Zimbabwe has assumed the chairmanship of the Communications Regulators’ Association of Southern Africa (CRASA).
The appointment of Postal and Telecommunications Regulatory Authority of Zimbabwe (Potraz) director-general Dr Gift Machengete as the organisation’s chair, was confirmed during the virtual 10th Annual General Meeting (AGM) of CRASA, which was hosted by Zimbabwe.
Dr Machengete takes over from the director-general of the Zambia Information and Communication Technology Authority (Zicta) Engineer Patrick Mutimushi.
In his acceptance speech Dr Machengete said one of his key targets is to drive innovation in the region.
“As the incoming CRASA chairperson, I would like to see CRASA playing a key role in the promotion of ICT Innovation in the region. Our region should be prepared to take full advantage of the fourth Industrial revolution and CRASA should assist in building our capacities to innovate.
“The setting up of Innovation Hubs in CRASA member states should promote the quick and sustainable adoption of ICTs. Innovation hubs also promote employment creation and youth empowerment,” he said.
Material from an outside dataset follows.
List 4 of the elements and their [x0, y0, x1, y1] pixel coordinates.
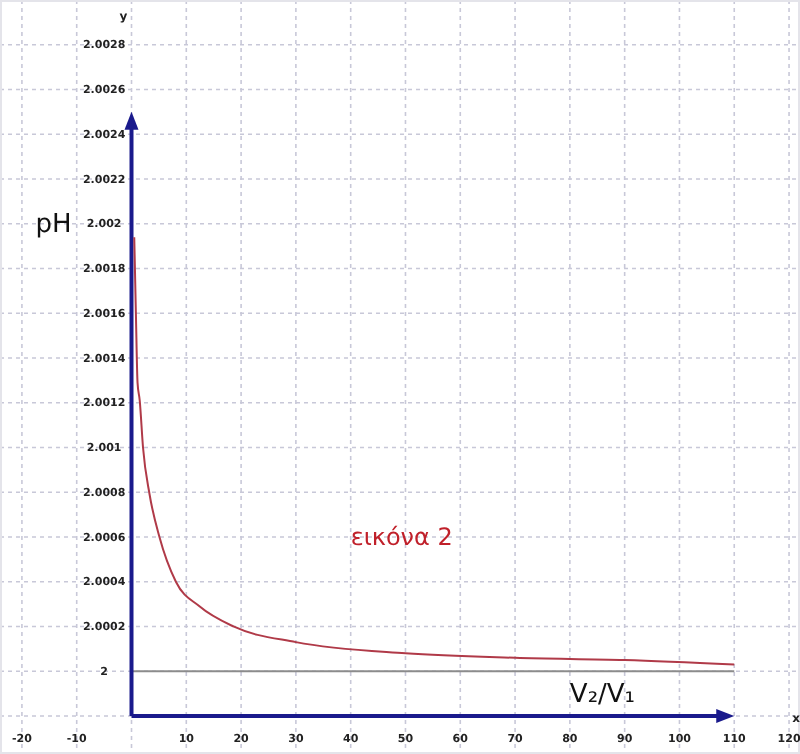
line-series — [133, 236, 736, 666]
x-axis-title: V₂/V₁ — [569, 679, 636, 710]
y-axis-title: pH — [35, 209, 72, 240]
annotation: εικόνα 2 — [350, 522, 453, 551]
“On its part, Zimbabwe’s ICT regulator — Potraz is running an Innovation Drive project where young innovators are asked to solve real life problems through ICT Hackathons where they create appropriate applications.
“Of course member countries may be running similar Innovation initiatives — but my cry is for more collaboration and synergies on this front. Perhaps a regional Innovation Competition would be in order.”
The new CRASA chairman also said, with the experience of the Covid-19 pandemic impact in mind, the body should prioritise utilising ICTs for disaster management.
CRASA member states include Zimbabwe, Angola, Botswana, DRC, Eswatini, Lesotho, Malawi, Mauritius, Mozambique, Namibia, South Africa, Tanzania and Zambia.
Addressing the association’s AGM, Information and Communication Technology, Postal and Courier Services Minister, Jenfan Muswere, said going forward CRASA should drive broadband capacity growth within the region.
Despite the increased demand for internet-driven services due to the Covid-19 pandemic, countries in the region have not been able to boost the additional broadband demand due to a number of factors.
“The world is in a recession, which means offshore capital may not be easily available for rolling out broadband infrastructure. Secondly, there is a scramble for offshore capital to fund broadband roll out as nations across the world move to fast-track broadband roll-out to meet rising demand triggered by the pandemic.
“Thirdly, a majority of operators are still contending with the substitution effect of OTTs, characterised by rising demand for data hungry services whilst Average Revenue Per User (ARPU) is declining.
“This is constraining efforts to increase network capacities to cope with rising demand for high-speed broadband connectivity. Indeed, it is a vicious cycle,” said Minister Muswere.
“It is therefore up to associations like CRASA to come up with innovative ways to ensure we overcome such obstacles and provide adequate broadband for the requirements of respective member states.”
For most countries in the region, access is not simply a problem of connectivity, it is more a problem of affordability, having the relevant content in the local language, making people aware of the benefits and giving them the digital skills to take advantage of the connection.
Added Minister Muswere: “We look up to CRASA, as the regional regulatory body with the requisite expertise to come up with solutions on how we can move forward in augmenting our broadband connectivity, uptake and use in our respective countries and the SADC region at large.”